Nach «Brot und Spiele» stellt sich die Frage nach einem modernen Samstagabendshow-Rezept erneut.
Was Matthias Opdenhövel am Samstagabend in seiner großen Show «Brot und Spiele» veranstaltet hat, war ein Versuch – und wahrscheinlich nicht viel mehr. Es war der Versuch, die Samstagabendshow im Ersten zu modernisieren, sie mit bekannten und frischen Elementen zu einem innovativen Unterhaltungs-Mix zu verrühren: Die bekannten Elemente waren die Promis, die sich in klassischer Raab-Manier duellierten. Die frischen Elemente waren die – für eine Unterhaltungsshow – sehr ausführlichen geschichtlichen Wissensbrocken, die der Zuschauer serviert bekam.

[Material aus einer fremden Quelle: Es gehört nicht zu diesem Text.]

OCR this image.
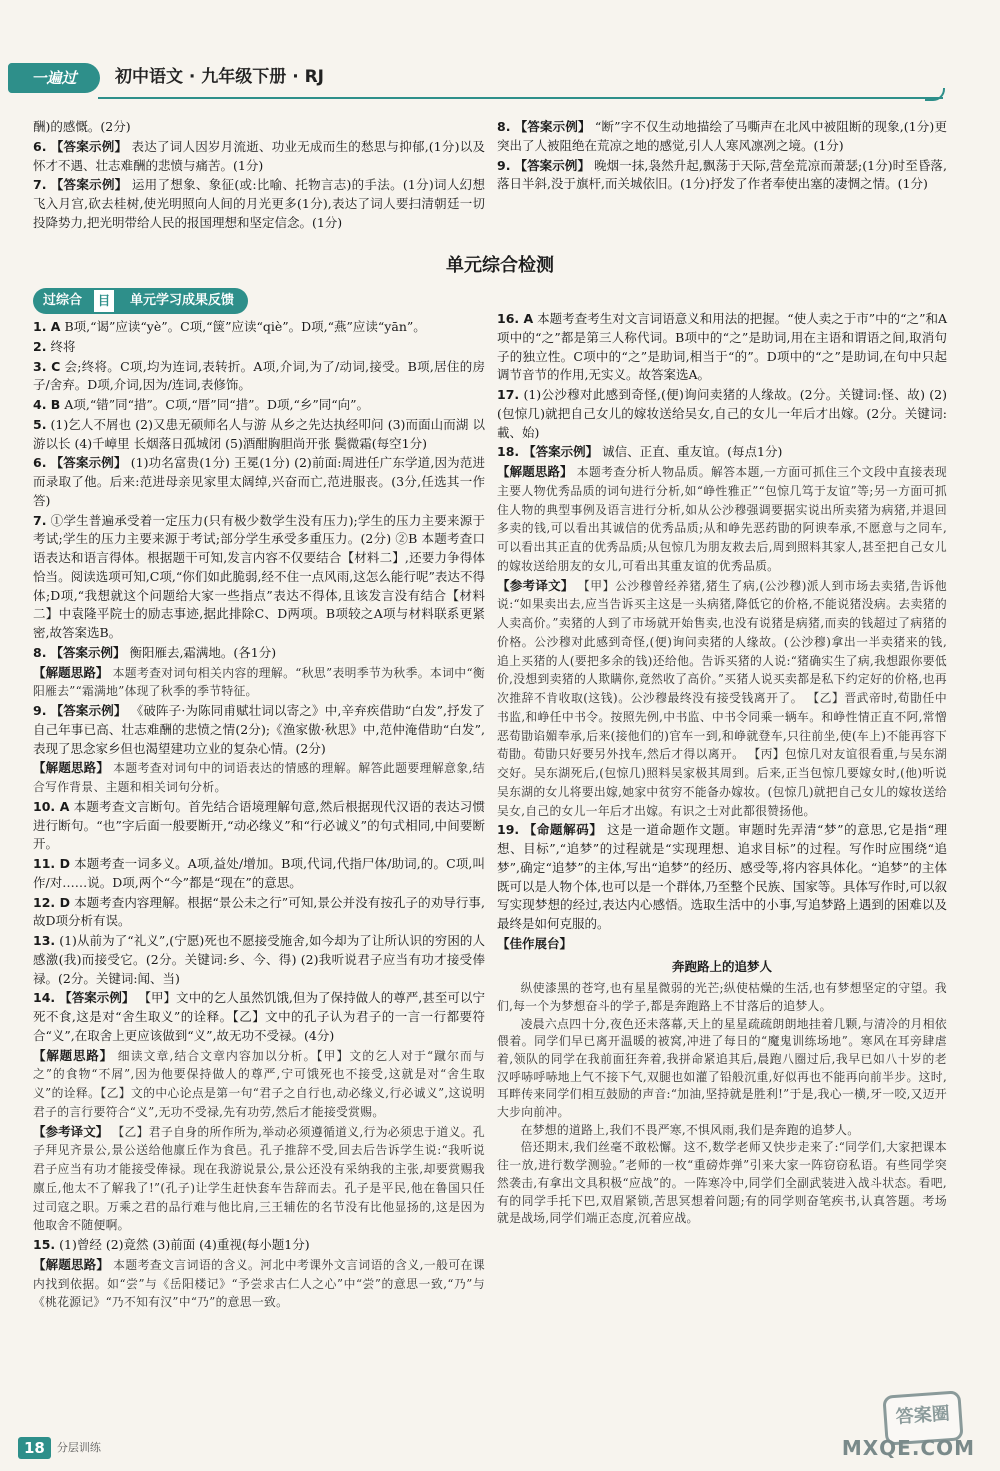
一遍过	初中语文 · 九年级下册 · RJ
酬)的感慨。(2分)
6. 【答案示例】 表达了词人因岁月流逝、功业无成而生的愁思与抑郁,(1分)以及怀才不遇、壮志难酬的悲愤与痛苦。(1分)
7. 【答案示例】 运用了想象、象征(或:比喻、托物言志)的手法。(1分)词人幻想飞入月宫,砍去桂树,使光明照向人间的月光更多(1分),表达了词人要扫清朝廷一切投降势力,把光明带给人民的报国理想和坚定信念。(1分)
8. 【答案示例】 “断”字不仅生动地描绘了马嘶声在北风中被阻断的现象,(1分)更突出了人被阻绝在荒凉之地的感觉,引人人寒风凛冽之境。(1分)
9. 【答案示例】 晚烟一抹,袅然升起,飘荡于天际,营垒荒凉而萧瑟;(1分)时至昏落,落日半斜,没于旗杆,而关城依旧。(1分)抒发了作者奉使出塞的凄惆之情。(1分)
单元综合检测
过综合	目	单元学习成果反馈
1. A B项,“谒”应读“yè”。C项,“箧”应读“qiè”。D项,“燕”应读“yān”。
2. 终将
3. C 会;终将。C项,均为连词,表转折。A项,介词,为了/动词,接受。B项,居住的房子/舍弃。D项,介词,因为/连词,表修饰。
4. B A项,“错”同“措”。C项,“厝”同“措”。D项,“乡”同“向”。
5. (1)乞人不屑也 (2)又患无硕师名人与游 从乡之先达执经叩问 (3)而面山而湖 以游以长 (4)千嶂里 长烟落日孤城闭 (5)酒酣胸胆尚开张 鬓微霜(每空1分)
6. 【答案示例】 (1)功名富贵(1分) 王冕(1分) (2)前面:周进任广东学道,因为范进而录取了他。后来:范进母亲见家里太阔绰,兴奋而亡,范进服丧。(3分,任选其一作答)
7. ①学生普遍承受着一定压力(只有极少数学生没有压力);学生的压力主要来源于考试;学生的压力主要来源于考试;部分学生承受多重压力。(2分) ②B 本题考查口语表达和语言得体。根据题干可知,发言内容不仅要结合【材料二】,还要力争得体恰当。阅读选项可知,C项,“你们如此脆弱,经不住一点风雨,这怎么能行呢”表达不得体;D项,“我想就这个问题给大家一些指点”表达不得体,且该发言没有结合【材料二】中袁隆平院士的励志事迹,据此排除C、D两项。B项较之A项与材料联系更紧密,故答案选B。
8. 【答案示例】 衡阳雁去,霜满地。(各1分)
【解题思路】 本题考查对词句相关内容的理解。“秋思”表明季节为秋季。本词中“衡阳雁去”“霜满地”体现了秋季的季节特征。
9. 【答案示例】 《破阵子·为陈同甫赋壮词以寄之》中,辛弃疾借助“白发”,抒发了自己年事已高、壮志难酬的悲愤之情(2分);《渔家傲·秋思》中,范仲淹借助“白发”,表现了思念家乡但也渴望建功立业的复杂心情。(2分)
【解题思路】 本题考查对词句中的词语表达的情感的理解。解答此题要理解意象,结合写作背景、主题和相关词句分析。
10. A 本题考查文言断句。首先结合语境理解句意,然后根据现代汉语的表达习惯进行断句。“也”字后面一般要断开,“动必缘义”和“行必诚义”的句式相同,中间要断开。
11. D 本题考查一词多义。A项,益处/增加。B项,代词,代指尸体/助词,的。C项,叫作/对……说。D项,两个“今”都是“现在”的意思。
12. D 本题考查内容理解。根据“景公未之行”可知,景公并没有按孔子的劝导行事,故D项分析有误。
13. (1)从前为了“礼义”,(宁愿)死也不愿接受施舍,如今却为了让所认识的穷困的人感激(我)而接受它。(2分。关键词:乡、今、得) (2)我听说君子应当有功才接受俸禄。(2分。关键词:闻、当)
14. 【答案示例】 【甲】文中的乞人虽然饥饿,但为了保持做人的尊严,甚至可以宁死不食,这是对“舍生取义”的诠释。【乙】文中的孔子认为君子的一言一行都要符合“义”,在取舍上更应该做到“义”,故无功不受禄。(4分)
【解题思路】 细读文章,结合文章内容加以分析。【甲】文的乞人对于“蹴尔而与之”的食物“不屑”,因为他要保持做人的尊严,宁可饿死也不接受,这就是对“舍生取义”的诠释。【乙】文的中心论点是第一句“君子之自行也,动必缘义,行必诚义”,这说明君子的言行要符合“义”,无功不受禄,先有功劳,然后才能接受赏赐。
【参考译文】 【乙】君子自身的所作所为,举动必须遵循道义,行为必须忠于道义。孔子拜见齐景公,景公送给他廪丘作为食邑。孔子推辞不受,回去后告诉学生说:“我听说君子应当有功才能接受俸禄。现在我游说景公,景公还没有采纳我的主张,却要赏赐我廪丘,他太不了解我了!”(孔子)让学生赶快套车告辞而去。孔子是平民,他在鲁国只任过司寇之职。万乘之君的品行难与他比肩,三王辅佐的名节没有比他显扬的,这是因为他取舍不随便啊。
15. (1)曾经 (2)竟然 (3)前面 (4)重视(每小题1分)
【解题思路】 本题考查文言词语的含义。河北中考课外文言词语的含义,一般可在课内找到依据。如“尝”与《岳阳楼记》“予尝求古仁人之心”中“尝”的意思一致,“乃”与《桃花源记》“乃不知有汉”中“乃”的意思一致。
16. A 本题考查考生对文言词语意义和用法的把握。“使人卖之于市”中的“之”和A项中的“之”都是第三人称代词。B项中的“之”是助词,用在主语和谓语之间,取消句子的独立性。C项中的“之”是助词,相当于“的”。D项中的“之”是助词,在句中只起调节音节的作用,无实义。故答案选A。
17. (1)公沙穆对此感到奇怪,(便)询问卖猪的人缘故。(2分。关键词:怪、故) (2)(包惊几)就把自己女儿的嫁妆送给吴女,自己的女儿一年后才出嫁。(2分。关键词:載、始)
18. 【答案示例】 诚信、正直、重友谊。(每点1分)
【解题思路】 本题考查分析人物品质。解答本题,一方面可抓住三个文段中直接表现主要人物优秀品质的词句进行分析,如“峥性雅正”“包惊几笃于友谊”等;另一方面可抓住人物的典型事例及语言进行分析,如从公沙穆强调要据实说出所卖猪为病猪,并退回多卖的钱,可以看出其诚信的优秀品质;从和峥先恶药勖的阿谀奉承,不愿意与之同车,可以看出其正直的优秀品质;从包惊几为朋友救去后,周到照料其家人,甚至把自己女儿的嫁妆送给朋友的女儿,可看出其重友谊的优秀品质。
【参考译文】 【甲】公沙穆曾经养猪,猪生了病,(公沙穆)派人到市场去卖猪,告诉他说:“如果卖出去,应当告诉买主这是一头病猪,降低它的价格,不能说猪没病。去卖猪的人卖高价。”卖猪的人到了市场就开始售卖,也没有说猪是病猪,而卖的钱超过了病猪的价格。公沙穆对此感到奇怪,(便)询问卖猪的人缘故。(公沙穆)拿出一半卖猪来的钱,追上买猪的人(要把多余的钱)还给他。告诉买猪的人说:“猪确实生了病,我想跟你要低价,没想到卖猪的人欺瞒你,竟然收了高价。”买猪人说买卖都是私下约定好的价格,也再次推辞不肯收取(这钱)。公沙穆最终没有接受钱离开了。 【乙】晋武帝时,荀勖任中书监,和峥任中书令。按照先例,中书监、中书令同乘一辆车。和峥性情正直不阿,常憎恶荀勖谄媚奉承,后来(接他们的)官车一到,和峥就登车,只往前坐,使(车上)不能再容下荀勖。荀勖只好要另外找车,然后才得以离开。 【丙】包惊几对友谊很看重,与吴东湖交好。吴东湖死后,(包惊几)照料吴家极其周到。后来,正当包惊几要嫁女时,(他)听说吴东湖的女儿将要出嫁,她家中贫穷不能备办嫁妆。(包惊几)就把自己女儿的嫁妆送给吴女,自己的女儿一年后才出嫁。有识之士对此都很赞扬他。
19. 【命题解码】 这是一道命题作文题。审题时先弄清“梦”的意思,它是指“理想、目标”,“追梦”的过程就是“实现理想、追求目标”的过程。写作时应围绕“追梦”,确定“追梦”的主体,写出“追梦”的经历、感受等,将内容具体化。“追梦”的主体既可以是人物个体,也可以是一个群体,乃至整个民族、国家等。具体写作时,可以叙写实现梦想的经过,表达内心感悟。选取生活中的小事,写追梦路上遇到的困难以及最终是如何克服的。
【佳作展台】
奔跑路上的追梦人
纵使漆黑的苍穹,也有星星微弱的光芒;纵使枯燥的生活,也有梦想坚定的守望。我们,每一个为梦想奋斗的学子,都是奔跑路上不甘落后的追梦人。
凌晨六点四十分,夜色还未落幕,天上的星星疏疏朗朗地挂着几颗,与清冷的月相依偎着。同学们早已离开温暖的被窝,冲进了每日的“魔鬼训练场地”。寒风在耳旁肆虐着,领队的同学在我前面狂奔着,我拼命紧追其后,晨跑八圈过后,我早已如八十岁的老汉呼哧呼哧地上气不接下气,双腿也如灌了铅般沉重,好似再也不能再向前半步。这时,耳畔传来同学们相互鼓励的声音:“加油,坚持就是胜利!”于是,我心一横,牙一咬,又迈开大步向前冲。
在梦想的道路上,我们不畏严寒,不惧风雨,我们是奔跑的追梦人。
倍还期末,我们丝毫不敢松懈。这不,数学老师又快步走来了:“同学们,大家把课本往一放,进行数学测验。”老师的一枚“重磅炸弹”引来大家一阵窃窃私语。有些同学突然袭击,有拿出文具积极“应战”的。一阵寒冷中,同学们全副武装进入战斗状态。看吧,有的同学手托下巴,双眉紧锁,苦思冥想着问题;有的同学则奋笔疾书,认真答题。考场就是战场,同学们端正态度,沉着应战。
18	分层训练
答案圈
MXQE.COM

Aufgegangen ist dieser Mix nur mäßig, denn Kritiker bemängelten langatmige Spiele, die Quoten waren nur beim jungen Publikum bemerkenswert. Opdenhövels Live-Show endete mehrere Minuten früher als geplant und hinterließ die Zuschauer mit einem ebensolchen Eindruck: Irgendwie wirkte «Brot und Spiele» unfertig, also „work in progress“ – wie die gesamte samstägliche Showunterhaltung, die derzeit in eine experimentelle Phase übergeht. Nicht nur, weil «Wetten, dass..?» sich neu erfinden muss.
Die klassischen Samstagabendshows waren – neben dem Casting-Genre – in den vergangenen Jahren von Promi-Spielshows dominiert, deren Gesicht zunächst fast im Alleingang Jörg Pilawa war. Bis man merkte, dass nicht nur jede dieser Quizshows austauschbar ist, sondern auch der Moderator selbst. Das andere Gesicht der Samstagabend-Unterhaltung war in den letzten Jahren Stefan Raab, der die sportlichen Action-Wettkämpfe erfand und damit wieder Nachahmer produzierte: beispielsweise mit ähnlichen Spielshows im Ersten, zunächst wieder mit Moderator Pilawa, nun mit besagtem Matthias Opdenhövel.
Zwei Elemente sind für diese Art von Shows typisch: einerseits, dass sie im Laufe der Jahre immer größer und bombastischer erscheinen, andererseits, dass sie offenbar nur mit den üblichen Promis auskommen können. Aber will wirklich irgendein Zuschauer Ralf Möller, Bernhard Hoecker und andere in antiker Tracht gegeneinander kämpfen sehen – und das auch noch im Ersten?
Thomas Bellut, ZDF-Intendant, bescheinigte Castingshows und dem klassischen Quiz jüngst in einem Interview, dass deren Zenit im Unterhaltungs-Genre überschritten sei. "Die große Show muss neue Impulse bekommen", fordert Bellut – und baut auf Oliver Fuchs, der neuer Unterhaltungschef des ZDF wird. Vielleicht braucht das Genre neue Impulse, indem es den gegenteiligen Weg einschlägt, der in den letzten zehn Jahren gegangen wurde. Erstens: Hin zu normalen Kandidaten, die für sich viel Geld gewinnen können – und weg von den Promis, die nur für den guten Zweck spielen und die Spielshow-Spannung von vornherein abwürgen. Formate wie «17 Meter» und «Opdenhövels Countdown», aber jüngst auch «Ab durch die Mitte» in Sat.1, zeigen, dass ohne Promis bereits viel gewonnen ist.
Und zweitens: Weg vom Bombast, vom unnötigen „Spektakel“, wie Opdenhövels «Brot und Spiele» am Samstag untertitelt wurde und wie es die Castingshows bis ins Exzessive penetrieren. Gegenüber solchen Formaten ist «Schlag den Raab» fast ein Kammerspiel. «Wetten, dass..?» wirkte in seinen erfolgreichsten Jahren wie eines. Und «Geld oder Liebe», die wohl sympathischste Spielshow der 90er, hat am besten vorgemacht, dass das Spektakel keineswegs die Zutat für das Erfolgsrezept Samstagabendshow ist: Nein, vieles hängt vom Moderator ab – und Das Erste hat mit Matthias Opdenhövel nun einen der talentiertesten, der ein Spektakel nicht nötig hat und mit dem man hoffnungsvoll neue Unterhaltungs-Wege beschreiten kann. Demnächst hoffentlich wieder ohne Promis.